Позвонил на днях сын, младшой самый из пятерых его сыновей, Матюша - мол, на днях в гости нагряну, соскучился, говорит «дуже» по дому, да по баньке доброй. А банька-то, как на грех, прохудилась - сгнили балки на бане от времени. Вот и решил Макар Степаныч поправить крышу.

Старый ведь, а всё ж без ума! Всё молодым и крепким хочет казаться, хорохорится! Вот и дохорохорился – надорвался! Нет бы, соседей позвать на подмогу – мыться в баню полдеревни ходит, так ведь куды там - сам с усами!
Лежит теперь и стонет…
Даже помирать собрался!

- Марусь, а Марусь? – позвал он жену, суетливо шмыгающую по кухне.
- Што, Макарушка?
- Принеси водицы холодненькой, горит что-то нутро…
- Щас, милай, щас! А может кваску бурачного?
- Можно и кваску!

Щупленькая Маруся налила из холодильника свёкольного квасу и, поддерживая мужа, поднесла к сухим губам кружку с холодным напитком.
- Ах, хорош квасок! Помру, и не попью боле на том свете твого кваса-то, Марусь! Вот незадача кака будеть-то !

-Тьфу на тебя, Макарушка! Што ты бурОвишь – помру? Што я без тя делать-то буду?
- А давай я тя щас и пристрою-то, пока жив!
- Это куды ж ты меня пристроишь?
- А вот за Семёна Мещерякова замуж отдам!

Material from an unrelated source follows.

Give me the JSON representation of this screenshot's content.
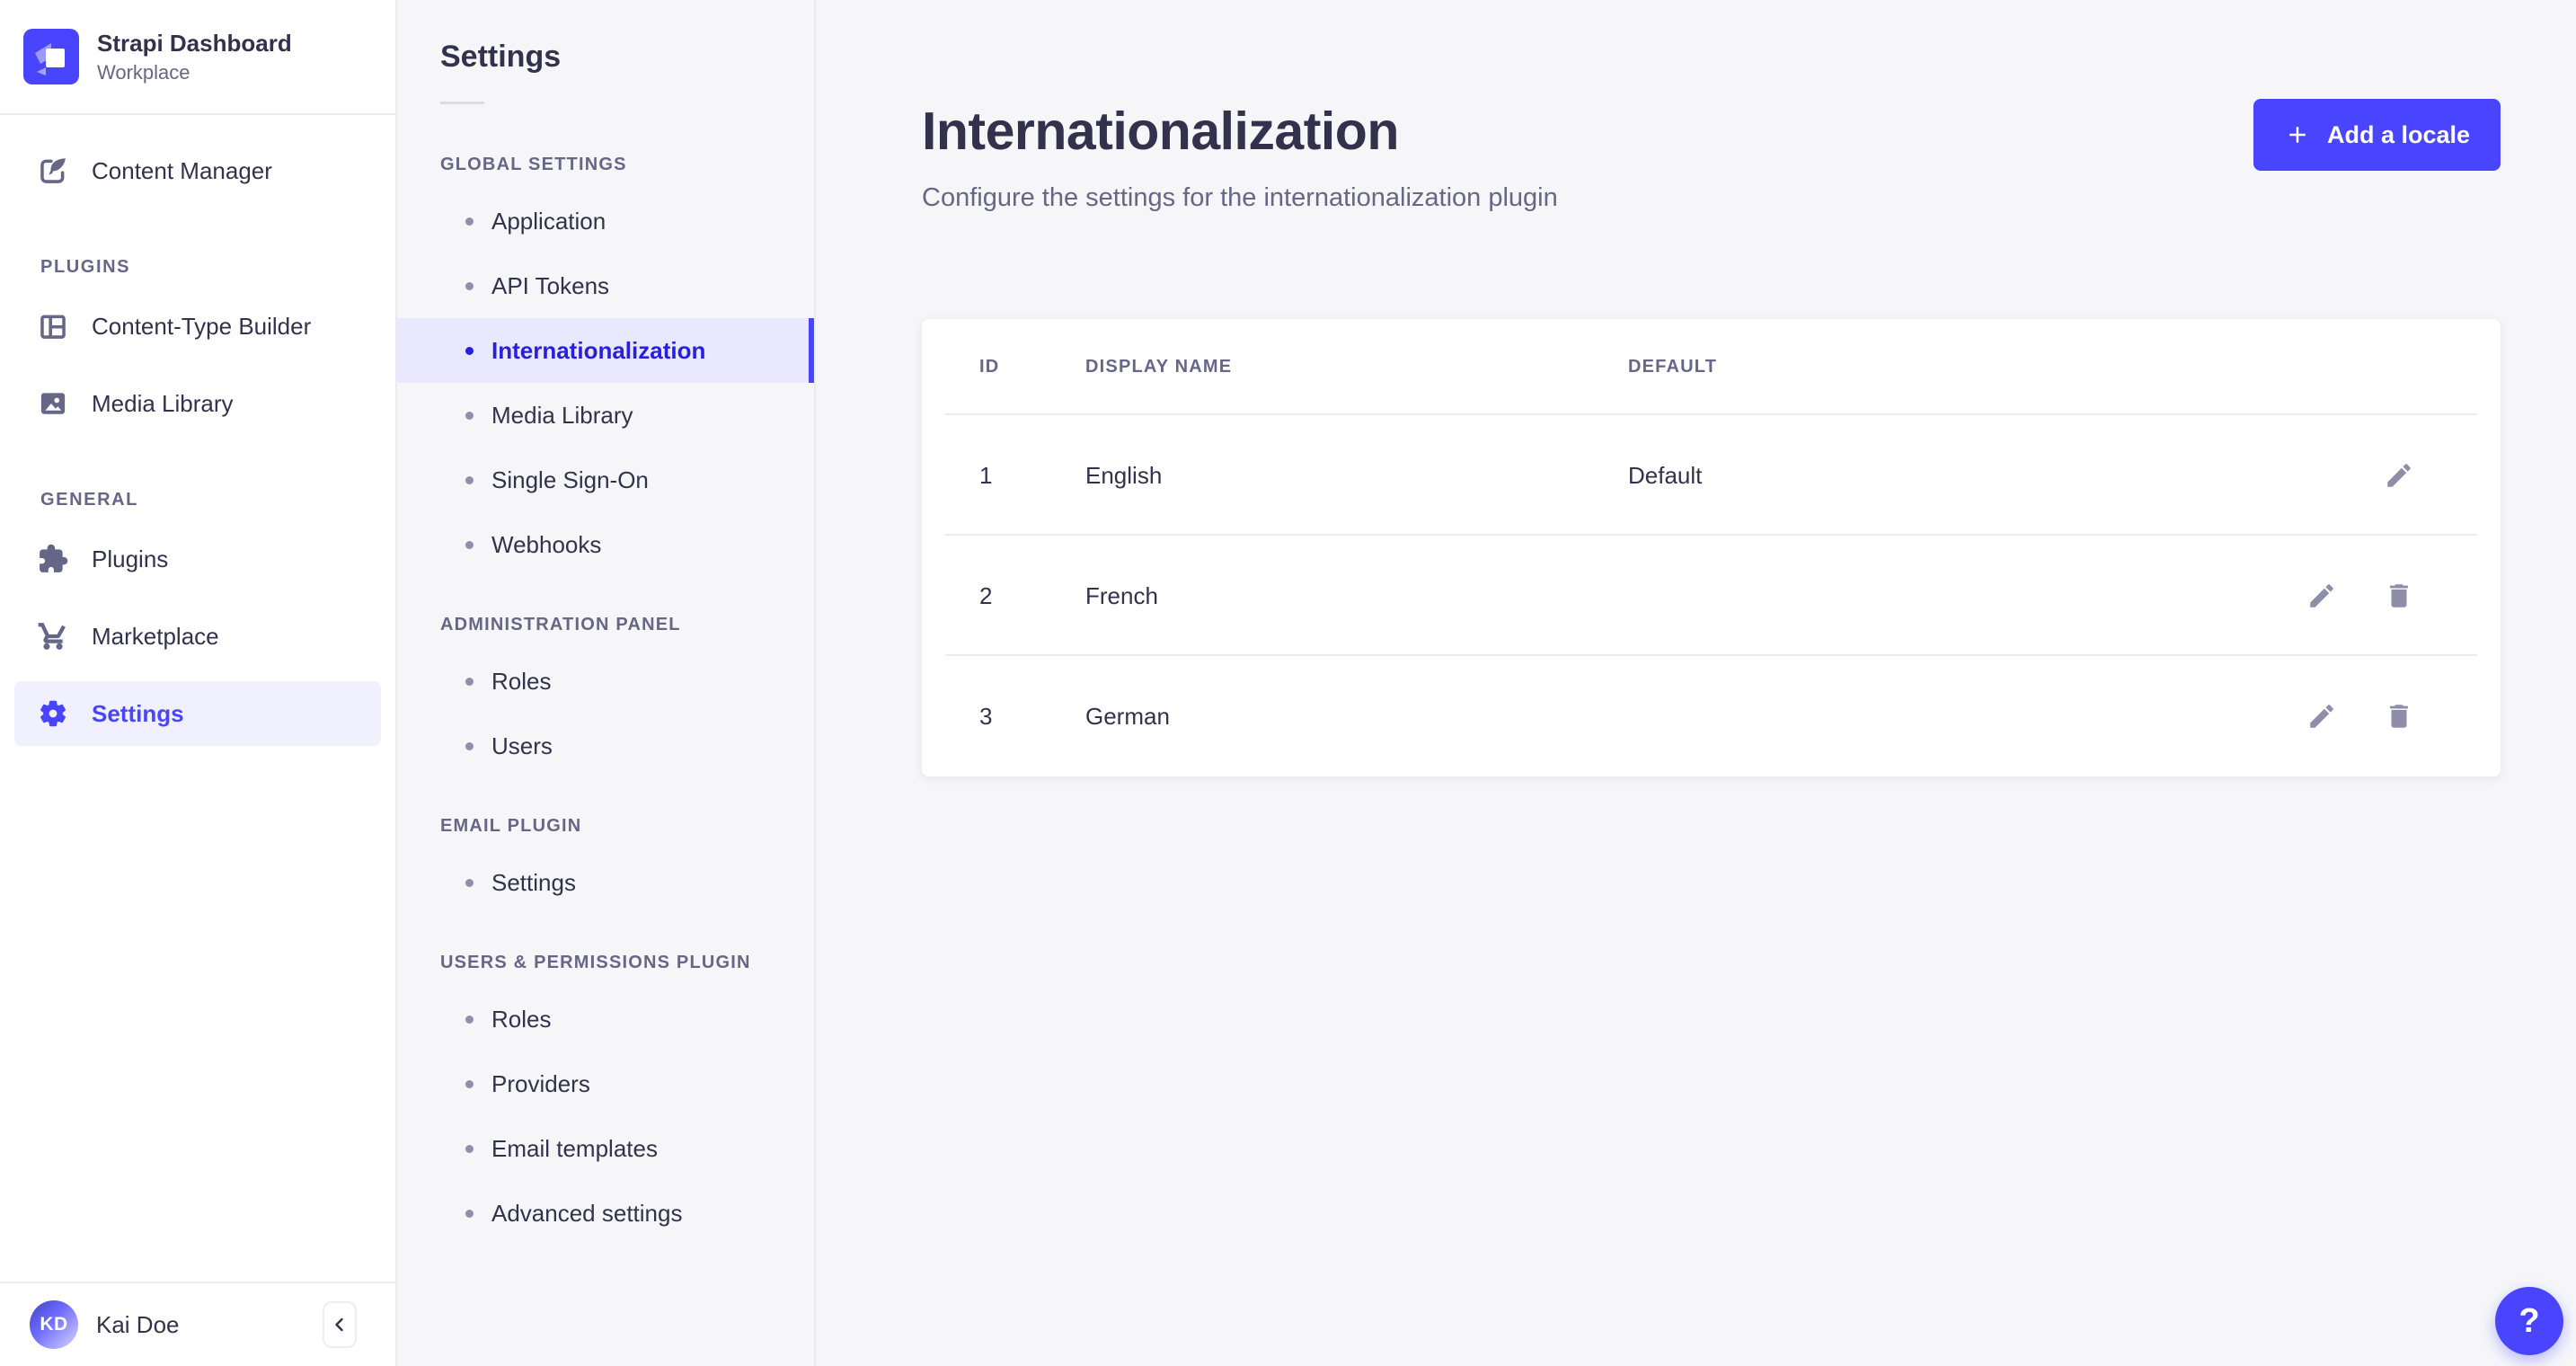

Маруся намахнулась на мужа полотенцем, и легонько шлёпнула его по руке.
- Ишь, што удумал-то! Ах, кобель ты старый, кобель! Всё бы тебе про стыд думать! Да нешто в таком возрасте бабы думають о замужестве?
- А что, и впрямь не думають? А как же вон Катерина Авдеева - троих мужиков уже похоронила, и снова замуж собиратся? – шутливо проговорил он и заглянул в глаза жены.

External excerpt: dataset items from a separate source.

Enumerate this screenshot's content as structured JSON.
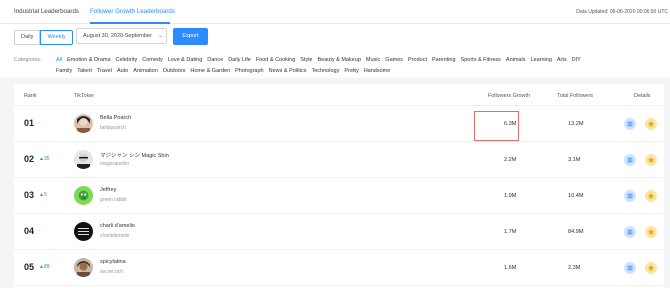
{
  "tabs": [
    {
      "label": "Industrial Leaderboards"
    },
    {
      "label": "Follower Growth Leaderboards"
    }
  ],
  "updated": "Data Updated: 05-06-2020 00:06:50 UTC",
  "period_buttons": [
    "Daily",
    "Weekly"
  ],
  "date_select": "August 30, 2020-September",
  "export_label": "Export",
  "categories_label": "Categories:",
  "categories_row1": [
    "All",
    "Emotion & Drama",
    "Celebrity",
    "Comedy",
    "Love & Dating",
    "Dance",
    "Daily Life",
    "Food & Cooking",
    "Style",
    "Beauty & Makeup",
    "Music",
    "Games",
    "Product",
    "Parenting",
    "Sports & Fitness",
    "Animals",
    "Learning",
    "Arts",
    "DIY"
  ],
  "categories_row2": [
    "Family",
    "Talent",
    "Travel",
    "Auto",
    "Animation",
    "Outdoors",
    "Home & Garden",
    "Photograph",
    "News & Politics",
    "Technology",
    "Pretty",
    "Handsome"
  ],
  "headers": {
    "rank": "Rank",
    "tiktoker": "TikToker",
    "growth": "Followers Growth",
    "total": "Total Followers",
    "details": "Details"
  },
  "rows": [
    {
      "rank": "01",
      "change": "-",
      "name": "Bella Poarch",
      "handle": "bellapoarch",
      "growth": "6.3M",
      "total": "13.2M"
    },
    {
      "rank": "02",
      "change": "▲35",
      "name": "マジシャン シン Magic Shin",
      "handle": "magicianshin",
      "growth": "2.2M",
      "total": "3.1M"
    },
    {
      "rank": "03",
      "change": "▲5",
      "name": "Jeffrey",
      "handle": "green.rabbit",
      "growth": "1.9M",
      "total": "10.4M"
    },
    {
      "rank": "04",
      "change": "-",
      "name": "charli d'amelio",
      "handle": "charlidamelio",
      "growth": "1.7M",
      "total": "84.9M"
    },
    {
      "rank": "05",
      "change": "▲89",
      "name": "spicylatina",
      "handle": "secret.rich",
      "growth": "1.6M",
      "total": "2.3M"
    }
  ],
  "colors": {
    "accent": "#2b8cff",
    "up": "#2aa94a",
    "highlight": "#e46e6e"
  },
  "icons": [
    "list-icon",
    "star-icon"
  ]
}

- Так то ж Катерина! А я - Маруся! Я как токо табя схороню, так следом и сама помру. В одну могилку лягем! А то ведь, не ровён час, пойдёшь на том свете по чужим рукам! Разве ж я допушшу такой позор на нашу семью?
- Марусь, вот люблю я табя за таки слова ишо крепше! Ну-ка, притулись ко мне  ближе-то!
Маруся наклонилась, и Макар Степаныч, обхватив её лицо руками, приподнялся и поцеловал жену в губы.

Лицо женщины покрылось лёгким румянцем. Глаза засветились теплотой и нежностью. Смутившись, она погладила мужа по голове, как ребёнка, и ласково произнесла:
- Рано, Макарушка, нам на тот свет! Надо бы правнуков всех пережанить да замуж поотдавать, вот тады и не обидно будеть уйтить  отседова! Дак и табя дохтора вылечуть! Я давеча бегала до  фелшерицы нашей новой. Так она сказала, что завтра из районый больницы к нам врачи приедуть, ажно полный антобус, и она их до нас приведёть. Мы ишо поживём, Макарушка. Ты щас спи, почивай, а я пойду, похлопочу в сарайке – покормлю скотинку. Утро вечера мудренее, Макарушка! Всё у нас ишо сладится!

Ласковые уговоры жены подействовали на ослабшего Макара Степаныча магически: с трудом повернувшись на бок, он закрыл глаза и через минуту провалился в сон.
На следующий день, как и обещала фельдшерица, приехали врачи. Закончив профилактический осмотр в медпункте, они подъехали на машине «скорой помощи» к дому Макара Степановича. Молодой терапевт вошёл в дом и, спросив, где больной, подошёл к  подкашливающему старику.

Беглый осмотр больного, несколько вопросов о самочувствии, измерение давления не дали доктору полную картину его недомогания. Терапевт выписал направление в стационар на обследование.

- Макар Степаныч, вам надо лечь в больницу на некоторое время. Без специального аппарата установить точный диагноз весьма затруднительно! Там работают хорошие специалисты. Они вас обследуют, сделают УЗИ, и только потом назначат лечение.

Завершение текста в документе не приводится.